K turns up the volume: Read won’t!
Okay: won’t. No, damn it: can’t, any more than Kate can run four miles just now. Why not come back to Story after her checkup?
Kath’s eyes are wet, but she’s really pissed. She calls out the companionway to Lee Talbott, toweling off on the dock, Do you hear what this man’s saying? Nope. K climbs out to declare to the whole Eastern Shore of Maryland that if we happened to be up in the Chester River, all we’d be doing today is sailing this damn boat around, whither the wind listeth, not writing the Great American Nothing. But now the sonofabitch won’t even ride down to Easton with her for her checkup! Protests mortified Peter That’s not true, Kath. Something got going yesterday, and he needs to follow it up: He’ll be ready to ride down to Easton after lunch. But he’s coming back here afterward, and he wishes she’d come too, but he has no right to insist. . . .
See? See?
The Talbotts don’t want to be involved in this—Neither do we!—but with due respect to Peter—and they do respect him, duly and more than duly—they tisk their tongues. Of course, says Frank, his dad’s old Dodge is ours to use—or Peter’s to use, if Peter’s really going to stay here—when it’s not already in use. They sold Frank’s Volvo before they left for the Caribbean, and Lee’s Toyota is decommissioned in the garage. And we really are not in the way here, both or either of us. . . .

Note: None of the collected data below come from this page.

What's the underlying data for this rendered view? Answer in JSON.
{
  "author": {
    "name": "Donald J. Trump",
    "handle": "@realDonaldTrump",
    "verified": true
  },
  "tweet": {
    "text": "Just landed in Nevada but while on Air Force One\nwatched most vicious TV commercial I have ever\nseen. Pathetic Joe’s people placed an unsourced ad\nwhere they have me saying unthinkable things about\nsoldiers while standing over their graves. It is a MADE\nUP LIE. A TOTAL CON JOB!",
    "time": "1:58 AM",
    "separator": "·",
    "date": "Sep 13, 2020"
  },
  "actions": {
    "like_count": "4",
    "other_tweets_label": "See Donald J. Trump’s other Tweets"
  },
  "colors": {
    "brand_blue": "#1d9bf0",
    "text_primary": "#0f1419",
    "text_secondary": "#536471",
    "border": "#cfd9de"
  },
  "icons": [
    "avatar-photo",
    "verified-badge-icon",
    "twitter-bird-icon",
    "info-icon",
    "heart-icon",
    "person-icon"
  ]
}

But it’s clear they agree with Katherine that our man is being awfully unreasonable. They excuse themselves as soon as they decently can. K won’t stay on the boat another minute; goes with them, up to the house, leaving Peter wretched among our duffel. The thing he has ever hoped wouldn’t happen is suddenly happening: his having to choose between Katherine and what we’re calling his muse, and though it’s clear to him he’ll lose either way, he seems stubbornly to be choosing the latter. Does he follow his aggrieved mate up to the farmhouse? He does not. Appalled at his own ability to write, of all things, in such sore circumstances, he makes furious notes till near noon upon the subject of Rocinante IV, about which who can care at a time like this?

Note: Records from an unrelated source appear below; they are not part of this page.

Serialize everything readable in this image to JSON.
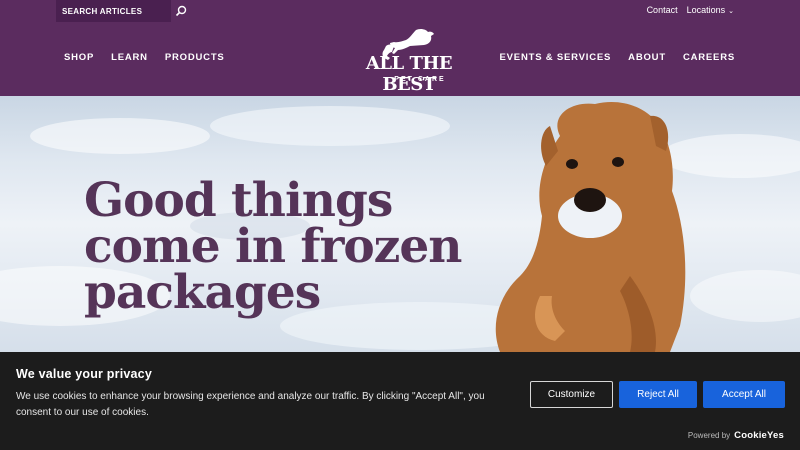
{
  "search": {
    "placeholder": "SEARCH ARTICLES"
  },
  "top_links": {
    "contact": "Contact",
    "locations": "Locations"
  },
  "nav_left": [
    "SHOP",
    "LEARN",
    "PRODUCTS"
  ],
  "nav_right": [
    "EVENTS & SERVICES",
    "ABOUT",
    "CAREERS"
  ],
  "logo": {
    "main": "ALL THE BEST",
    "sub": "PET CARE"
  },
  "hero": {
    "line1": "Good things",
    "line2": "come in frozen",
    "line3": "packages"
  },
  "cookie": {
    "title": "We value your privacy",
    "text": "We use cookies to enhance your browsing experience and analyze our traffic. By clicking \"Accept All\", you consent to our use of cookies.",
    "customize": "Customize",
    "reject": "Reject All",
    "accept": "Accept All",
    "powered_by": "Powered by",
    "brand": "CookieYes"
  },
  "colors": {
    "header": "#5b2c5f",
    "hero_text": "#553458",
    "button_blue": "#1863dc",
    "banner": "#1c1c1c"
  }
}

Lunch: P takes two apples from Story’s icebox up to the house, but Cecilia Skinner has already dealt Katherine in on a cold-cut platter. Lee Talbott has fetched her father-in-law off on some errand in the Dodge; Frank has eaten already and is out back recommissioning the Toyota so the
re’ll be two cars available, just in case. Kath has said her good-byes to them all. Cecilia Skinner stays out of our way, but she agrees P’s being a hard-nosed bastard, K lets him know, and won’t eat his apple.
That’s not true, Pete complains. I can’t defend or explain myself, except to say I feel very strongly—Oh shit: I hate this whole scene.
Change it.
No. Stay here.
Damn it! Damn it. She won’t say Damn him, or even Damn his damn writing: Look how reasonable she’s being, even in her distress! Nor will she forbid him to ride with her down to Easton, though she certainly feels like doing so. She’s going to be reasonable all the way, damn her.

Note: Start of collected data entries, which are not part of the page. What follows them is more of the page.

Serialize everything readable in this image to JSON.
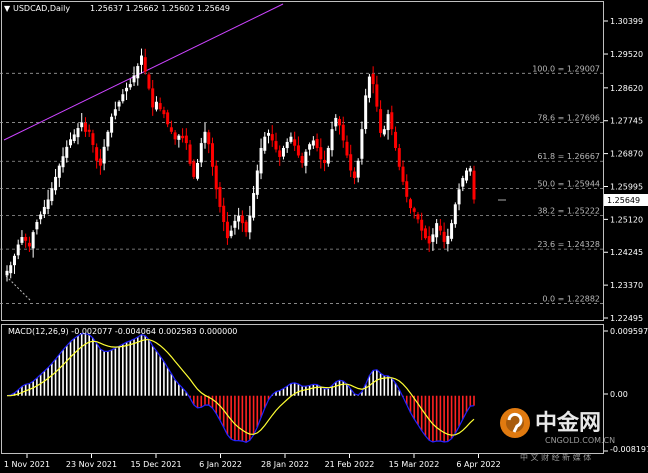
{
  "chart_header": {
    "symbol_label": "USDCAD,Daily",
    "ohlc": "1.25637 1.25662 1.25602 1.25649"
  },
  "price_axis": {
    "ticks": [
      "1.30399",
      "1.29520",
      "1.28620",
      "1.27745",
      "1.26870",
      "1.25995",
      "1.25120",
      "1.24245",
      "1.23370",
      "1.22495"
    ],
    "current_price": "1.25649"
  },
  "macd": {
    "label": "MACD(12,26,9) -0.002077 -0.004064 0.002583 0.000000",
    "axis_top": "0.009597",
    "axis_mid": "0.00",
    "axis_low": "-0.008197"
  },
  "fibonacci": {
    "levels": [
      {
        "label": "100.0 = 1.29007",
        "price": 1.29007
      },
      {
        "label": "78.6 = 1.27696",
        "price": 1.27696
      },
      {
        "label": "61.8 = 1.26667",
        "price": 1.26667
      },
      {
        "label": "50.0 = 1.25944",
        "price": 1.25944
      },
      {
        "label": "38.2 = 1.25222",
        "price": 1.25222
      },
      {
        "label": "23.6 = 1.24328",
        "price": 1.24328
      },
      {
        "label": "0.0 = 1.22882",
        "price": 1.22882
      }
    ]
  },
  "time_axis": {
    "ticks": [
      "1 Nov 2021",
      "23 Nov 2021",
      "15 Dec 2021",
      "6 Jan 2022",
      "28 Jan 2022",
      "21 Feb 2022",
      "15 Mar 2022",
      "6 Apr 2022"
    ]
  },
  "watermark": {
    "brand": "中金网",
    "site": "CNGOLD.COM.CN",
    "tagline": "中 文 财 经 新 媒 体"
  },
  "colors": {
    "bull": "#ffffff",
    "bear": "#ff0000",
    "trendline": "#cc44ff",
    "macd_line": "#2222ff",
    "signal_line": "#ffff33"
  },
  "chart_data": {
    "type": "candlestick",
    "title": "USDCAD,Daily",
    "close_path": [
      1.2375,
      1.239,
      1.2415,
      1.2445,
      1.2465,
      1.2455,
      1.244,
      1.2478,
      1.2505,
      1.2525,
      1.2545,
      1.2565,
      1.2595,
      1.2625,
      1.2655,
      1.268,
      1.2705,
      1.2725,
      1.2738,
      1.2755,
      1.277,
      1.2745,
      1.2745,
      1.271,
      1.2668,
      1.2655,
      1.2705,
      1.2745,
      1.2785,
      1.2805,
      1.2825,
      1.2845,
      1.2862,
      1.2872,
      1.2895,
      1.292,
      1.2948,
      1.2905,
      1.286,
      1.281,
      1.2825,
      1.2805,
      1.2792,
      1.2765,
      1.2745,
      1.2725,
      1.2735,
      1.2728,
      1.2715,
      1.266,
      1.2625,
      1.2662,
      1.2715,
      1.2745,
      1.2712,
      1.2652,
      1.2592,
      1.2545,
      1.2505,
      1.2462,
      1.2482,
      1.2508,
      1.2522,
      1.2502,
      1.2478,
      1.2522,
      1.2582,
      1.2642,
      1.2702,
      1.2732,
      1.2742,
      1.2722,
      1.2698,
      1.2678,
      1.2702,
      1.2718,
      1.2732,
      1.2708,
      1.2682,
      1.2662,
      1.2692,
      1.2712,
      1.2722,
      1.2702,
      1.2672,
      1.2662,
      1.2702,
      1.2752,
      1.2782,
      1.2762,
      1.2722,
      1.2682,
      1.2642,
      1.2622,
      1.2668,
      1.2752,
      1.2842,
      1.2892,
      1.2872,
      1.2812,
      1.2742,
      1.2752,
      1.2792,
      1.2752,
      1.2702,
      1.2652,
      1.2612,
      1.2572,
      1.2542,
      1.2532,
      1.2512,
      1.2482,
      1.2462,
      1.2448,
      1.2472,
      1.2502,
      1.2482,
      1.2452,
      1.2468,
      1.2502,
      1.2552,
      1.2592,
      1.2622,
      1.2642,
      1.2648,
      1.25649
    ]
  }
}
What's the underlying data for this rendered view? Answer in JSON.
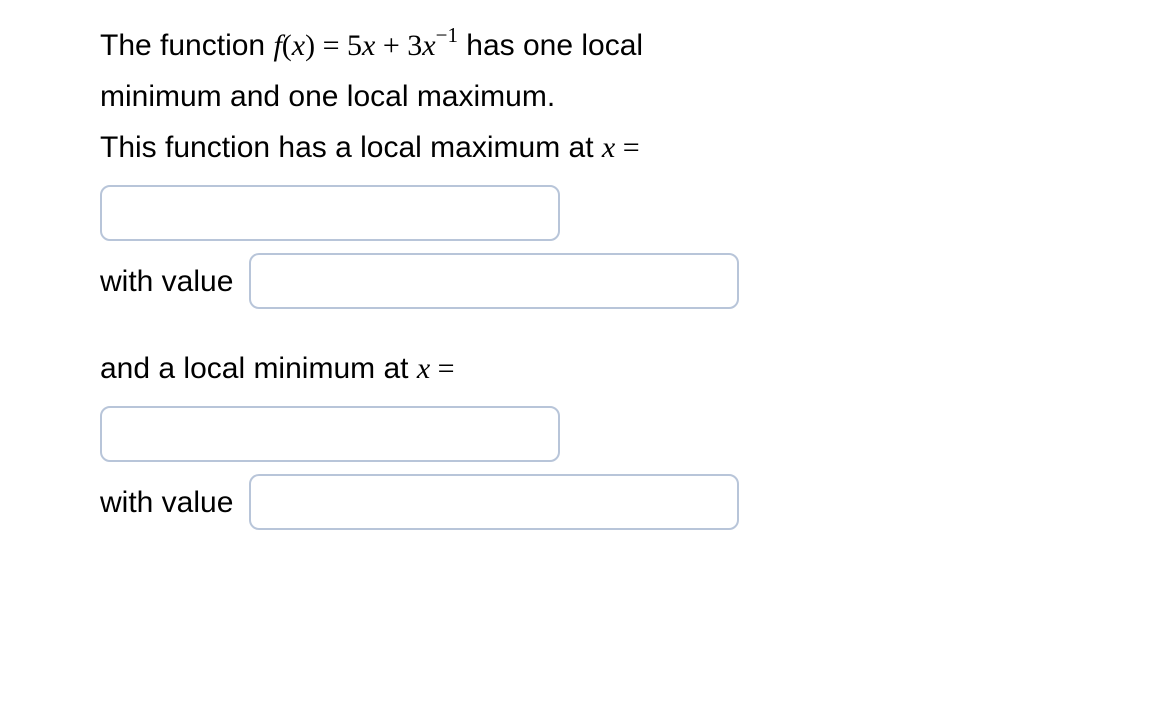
{
  "problem": {
    "part1": "The function ",
    "func_lhs": "f",
    "lparen": "(",
    "var_x": "x",
    "rparen": ")",
    "equals": " = ",
    "term1_coef": "5",
    "term1_var": "x",
    "plus": " + ",
    "term2_coef": "3",
    "term2_var": "x",
    "exp_neg": "−",
    "exp_num": "1",
    "part2": " has one local",
    "line2": "minimum and one local maximum.",
    "line3": "This function has a local maximum at ",
    "x_equals": "x",
    "eq_sign": " = ",
    "with_value": "with value",
    "local_min": "and a local minimum at ",
    "x_equals2": "x",
    "eq_sign2": " = "
  }
}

And even her reasonableness she doesn’t make a great fake show of, to get at him, does she. When the saddle-brown Cadillac noses up at half past one and all hands have kissed one another hello, she explains to Irma and Chip with minimum fuss and no histrionics that a serious disagreement has unfortunately come up between us, namely et cetera, which we’re sorry to visit upon them, but et cetera, so let’s get on down to Easton, and we’ll be cheerful some other time. She puts it all so fairly that there is nothing for Peter to add. Dolled-up Irm doesn’t get to meet a single solitary Talbott. Shocked Andrew clearly has as hard a time believing what he’s hearing as we do. I’m not going to say a thing, says sensible Irma. Andy doesn’t either. Off we go, on a mighty quiet ride, all windows down because Kate hates air-conditioning and the afternoon is, as it bade to be, steamy and still. She sits up front with her mother; the two males share the backseat, each unhappier-looking than the other.